There are many potential complications with breast implants, but mold is not a very common one (video below).
But that’s what happened to “Anne,” reports LittleThings. As a teenager, Anne was a model. She decided to get implants at age 20 because her breasts were uneven in size.
The FDA defines breast implants as “medical devices that are implanted under the breast tissue or under the chest muscle to increase breast size (augmentation) or to rebuild breast tissue after mastectomy or other damage to the breast (reconstruction).”
Two types of implants, saline-filled and silicone gel-filled, have been approved for sale in the U.S., the agency notes.
Anne was initially happy with her implants. However, six months later she began having a variety of mysterious health problems, including headaches, respiratory infections, joint pain and ovarian cysts, which led to a hysterectomy. Eventually, she lost the ability to speak.

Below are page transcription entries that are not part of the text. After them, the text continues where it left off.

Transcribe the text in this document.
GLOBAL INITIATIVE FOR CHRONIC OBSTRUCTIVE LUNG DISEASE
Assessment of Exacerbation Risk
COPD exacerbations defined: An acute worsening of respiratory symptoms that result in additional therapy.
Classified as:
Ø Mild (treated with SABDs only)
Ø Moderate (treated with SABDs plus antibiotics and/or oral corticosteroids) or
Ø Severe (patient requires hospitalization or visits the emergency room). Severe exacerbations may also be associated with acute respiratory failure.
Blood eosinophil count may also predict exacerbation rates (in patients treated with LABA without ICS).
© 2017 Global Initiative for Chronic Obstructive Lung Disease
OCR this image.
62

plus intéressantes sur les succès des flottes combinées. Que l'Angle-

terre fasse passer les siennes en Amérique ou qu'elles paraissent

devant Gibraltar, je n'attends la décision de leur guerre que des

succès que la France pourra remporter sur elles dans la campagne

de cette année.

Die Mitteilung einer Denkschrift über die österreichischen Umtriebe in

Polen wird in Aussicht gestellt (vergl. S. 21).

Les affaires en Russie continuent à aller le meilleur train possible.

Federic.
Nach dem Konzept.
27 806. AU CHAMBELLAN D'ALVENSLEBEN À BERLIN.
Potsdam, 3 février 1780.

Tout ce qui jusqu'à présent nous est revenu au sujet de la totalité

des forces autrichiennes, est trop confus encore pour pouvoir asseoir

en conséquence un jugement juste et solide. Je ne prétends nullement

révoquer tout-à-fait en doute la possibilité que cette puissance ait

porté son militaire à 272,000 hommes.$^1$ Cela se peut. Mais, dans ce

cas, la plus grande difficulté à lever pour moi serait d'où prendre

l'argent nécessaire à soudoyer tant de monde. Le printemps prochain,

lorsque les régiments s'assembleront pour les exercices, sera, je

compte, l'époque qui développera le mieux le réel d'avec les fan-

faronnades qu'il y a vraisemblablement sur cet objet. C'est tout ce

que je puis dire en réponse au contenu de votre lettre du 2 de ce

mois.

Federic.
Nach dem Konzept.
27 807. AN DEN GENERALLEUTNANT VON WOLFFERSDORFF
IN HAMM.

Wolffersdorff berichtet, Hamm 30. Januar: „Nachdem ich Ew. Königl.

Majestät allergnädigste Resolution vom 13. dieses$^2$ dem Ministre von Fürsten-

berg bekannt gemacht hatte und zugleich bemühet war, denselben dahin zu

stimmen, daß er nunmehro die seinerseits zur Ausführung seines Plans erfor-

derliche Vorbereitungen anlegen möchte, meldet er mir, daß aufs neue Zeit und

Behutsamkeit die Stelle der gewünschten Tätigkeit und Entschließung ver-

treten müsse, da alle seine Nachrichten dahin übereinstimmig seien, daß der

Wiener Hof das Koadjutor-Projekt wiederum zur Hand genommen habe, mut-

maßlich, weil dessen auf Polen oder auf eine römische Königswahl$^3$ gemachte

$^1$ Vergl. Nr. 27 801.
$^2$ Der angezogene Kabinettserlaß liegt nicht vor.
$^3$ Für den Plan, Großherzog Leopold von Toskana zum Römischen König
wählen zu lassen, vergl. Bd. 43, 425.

Finally, a mammogram revealed that one of her implants had not only ruptured, but that it was growing mold -- the likely culprit of her many symptoms.
After having the implants removed, some of Anne’s symptoms improved and she regained the ability to speak. She continues to experience a variety of health issues, which she attributes to the mold poisoning caused by the implants.
Anne's story is a reminder that all women considering breast implants should be aware of the potential dangers.
Other complications include changes in nipple and breast sensation, rupture with deflation of saline-filled implants, rupture with or without symptoms (silent rupture) of silicone gel-filled implants, breast pain, additional surgeries, with or without removal of the device, and more, according to the FDA.